È un capitano dei carabinieri, il comandante della Compagnia di Monreale. La città di un Duomo superbo e di una mafia sconosciuta.

Il capitano ha appena consegnato in Tribunale un rapporto di sessantadue pagine. La sua condanna a morte.

Le carte sono nell’armadio blindato del giudice istruttore

Paolo Borsellino, il magistrato che assieme a lui ha seguito fin dall’inizio l’indagine e che questa notte esplode in un pianto disperato. È in lacrime, in fondo ai viali dell’ospedale. «Mi hanno ammazzato un fratello», singhiozza nel buio.

In meno di un anno, ne ha persi due di amici che davano la caccia ai boss di Monreale.

Il 21 luglio del 1979, il capo della squadra mobile Boris Giuliano. E ora Emanuele Basile. Chi sono gli assassini?

«Li abbiamo presi, questa volta li abbiamo presi», avvisa un ufficiale dei carabinieri.

Sono già rinchiusi in una caserma di Palermo. Uno è Armando Bonanno, l’altro Vincenzo Puccio, il terzo Giuseppe Madonia.
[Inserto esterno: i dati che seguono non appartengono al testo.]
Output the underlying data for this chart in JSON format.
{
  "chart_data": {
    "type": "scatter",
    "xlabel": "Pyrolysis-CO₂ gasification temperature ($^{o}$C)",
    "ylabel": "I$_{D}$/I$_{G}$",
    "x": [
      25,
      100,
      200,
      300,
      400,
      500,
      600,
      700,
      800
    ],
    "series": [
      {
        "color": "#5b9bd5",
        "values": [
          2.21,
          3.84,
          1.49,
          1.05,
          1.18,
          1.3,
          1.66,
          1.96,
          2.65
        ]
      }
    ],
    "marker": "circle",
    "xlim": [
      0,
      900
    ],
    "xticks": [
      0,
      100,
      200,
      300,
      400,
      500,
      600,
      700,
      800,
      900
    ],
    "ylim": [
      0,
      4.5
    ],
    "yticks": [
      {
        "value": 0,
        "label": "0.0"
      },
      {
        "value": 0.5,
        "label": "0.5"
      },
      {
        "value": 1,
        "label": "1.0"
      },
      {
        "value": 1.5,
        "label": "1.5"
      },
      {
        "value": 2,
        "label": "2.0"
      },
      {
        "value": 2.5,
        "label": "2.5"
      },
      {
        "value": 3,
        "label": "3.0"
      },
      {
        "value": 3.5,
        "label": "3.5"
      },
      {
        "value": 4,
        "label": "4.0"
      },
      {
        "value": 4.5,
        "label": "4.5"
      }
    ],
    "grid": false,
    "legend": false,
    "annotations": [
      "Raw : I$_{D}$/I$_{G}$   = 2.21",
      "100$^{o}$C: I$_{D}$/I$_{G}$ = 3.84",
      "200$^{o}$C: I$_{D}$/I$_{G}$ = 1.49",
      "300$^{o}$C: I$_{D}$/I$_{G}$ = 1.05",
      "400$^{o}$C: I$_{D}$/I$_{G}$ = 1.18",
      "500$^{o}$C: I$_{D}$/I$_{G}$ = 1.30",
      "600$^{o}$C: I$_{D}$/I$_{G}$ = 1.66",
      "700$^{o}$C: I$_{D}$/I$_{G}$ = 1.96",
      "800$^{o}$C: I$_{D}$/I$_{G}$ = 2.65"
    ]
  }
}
Li hanno fermati in aperta campagna, due ore dopo il delitto.

Sono sporchi di fango. Lungo un sentiero trovano anche l’auto usata per la fuga. Dentro c’è una pistola che ha appena sparato.

Dicono i killer: «Siamo qui perché abbiamo avuto un incontro galante con donne di Agrigento, signore sposate, siamo dei gentiluomini e non faremo mai i loro nomi». È il loro alibi. Sarà per sempre il loro alibi. Da quando incontra quei tre sicari di mafia, Paolo Borsellino entra in un’altra vita. Gli assassini del capitano decidono il suo futuro.

Il comandante della compagnia dei carabinieri di Monreale è stato ucciso in mezzo alla folla del Santissimo Crocifisso, la processione che, da tre secoli e mezzo, si ripete nella notte fra il 3 il 4 maggio. Per la prima volta, la statua l’hanno portata per le strade nel 1626 e il Santissimo Crocifisso ha spazzato via il «morbo rio», la peste di Monreale.

Emanuele Basile ha in braccio la figlia Barbara, la moglie Silvana è fra bancarelle stracolme di ceci abbrustoliti, torrone caramellato, semi di zucca secchi. I tre sbucano da una stradina, in un attimo gli sono alle spalle. Fanno partire i primi colpi quando il cielo s’illumina dei fuochi d’artificio. Esplode la masculiata, l’atto finale dei giochi pirotecnici, i botti.

Silvana scambia il primo sparo per un mortaretto. Poi Barbara, quattro anni, si ritrova in mezzo al sangue del padre. Due testimoni vedono tutto. Parlano, raccontano, riconoscono gli assassini. Non è mai capitato a Palermo. «È un’inchiesta facile che si può chiudere in fretta», annuncia Paolo Borsellino ai suoi colleghi della procura.

Manca solo la prova del guanto di paraffina.